Ada empat tipe manusia berkaitan dengan harta dan gaya hidupnya :
Pertama, orang berharta dan memperlihatkan hartanya. Orang seperti ini biasanya mewah gaya hidupnya, untung perilakunya ini masih sesuai dengan penghasilannya, sehingga secara finansial sebenarnya tidak terlalu bermasalah. Hanya saja, ia akan menjadi hina kalau bersikap sombong dan merendahkan orang lain yang dianggap tak selevel dengan dia. Apalagi kalau bersikap kikir dan tidak mau membayar zakat atau mengeluarkan sedekah. Sebaliknya, ia akan terangkat kemuliaannya dengan kekayaannya itu jikalau ia rendah hati dan dermawan.
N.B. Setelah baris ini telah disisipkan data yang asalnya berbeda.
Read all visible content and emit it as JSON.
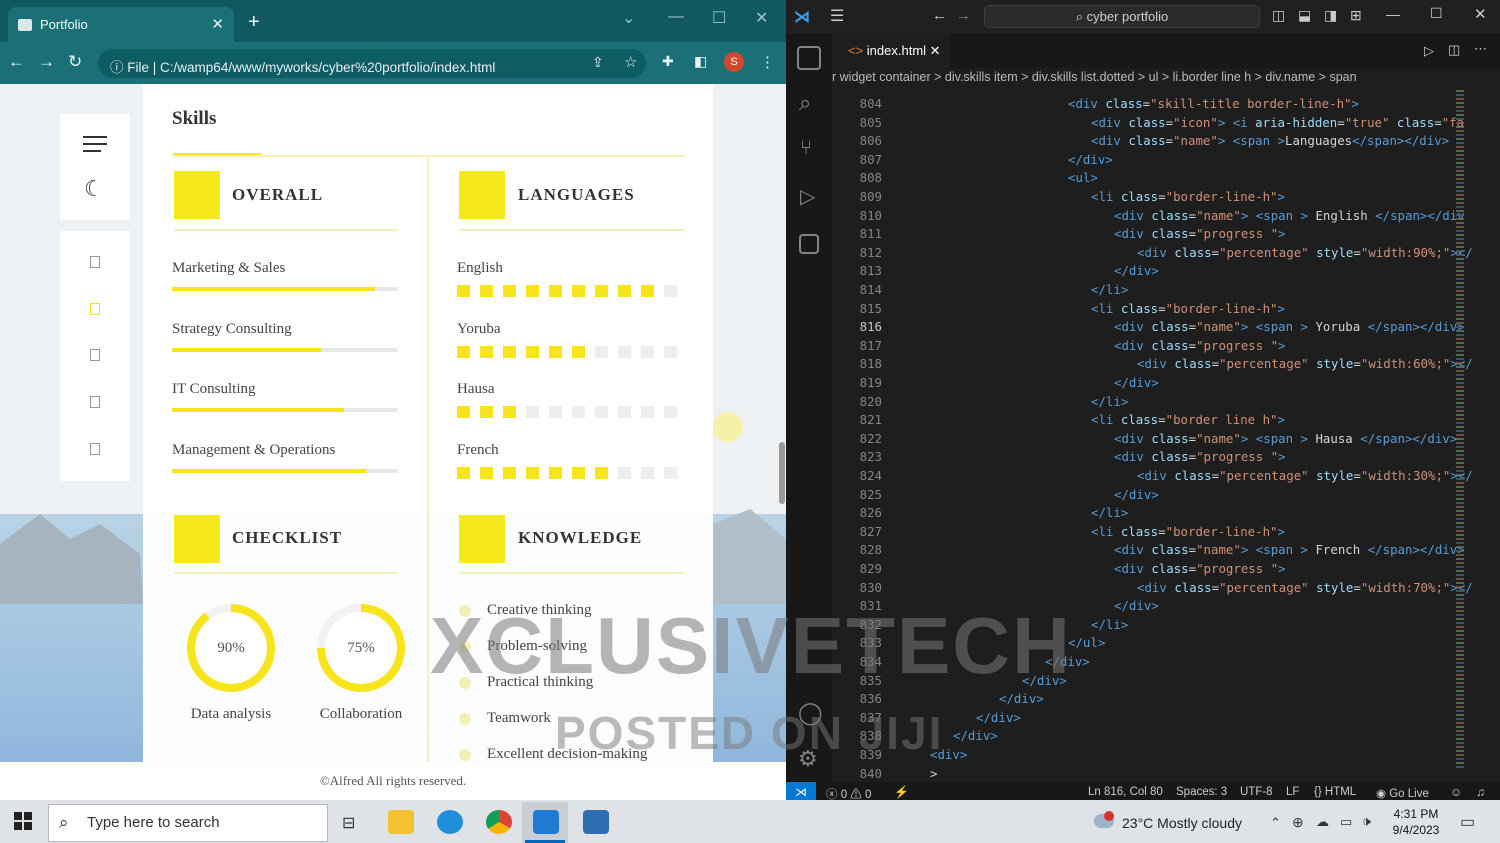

Kedua, orang yang tidak berharta banyak, tapi ingin kelihatan
berharta. Gaya hidup mewahnya sebenarnya diluar kemampuannya, hal ini
karena ia ingin selalu tampil lebih daripada kenyataan. Tidaklah aneh
bila keadaan finansialnya lebih besar pasak daripada tiang. Nampaknya,
orang seperti ini benar-benar tahu seni menyiksa diri. Hidupnya amat
menderita, dan sudah barang tentu ia menjadi hina dan bahkan menjadi
bahan tertawaan orang lain yang mengetahui keadaan yang sebenarnya.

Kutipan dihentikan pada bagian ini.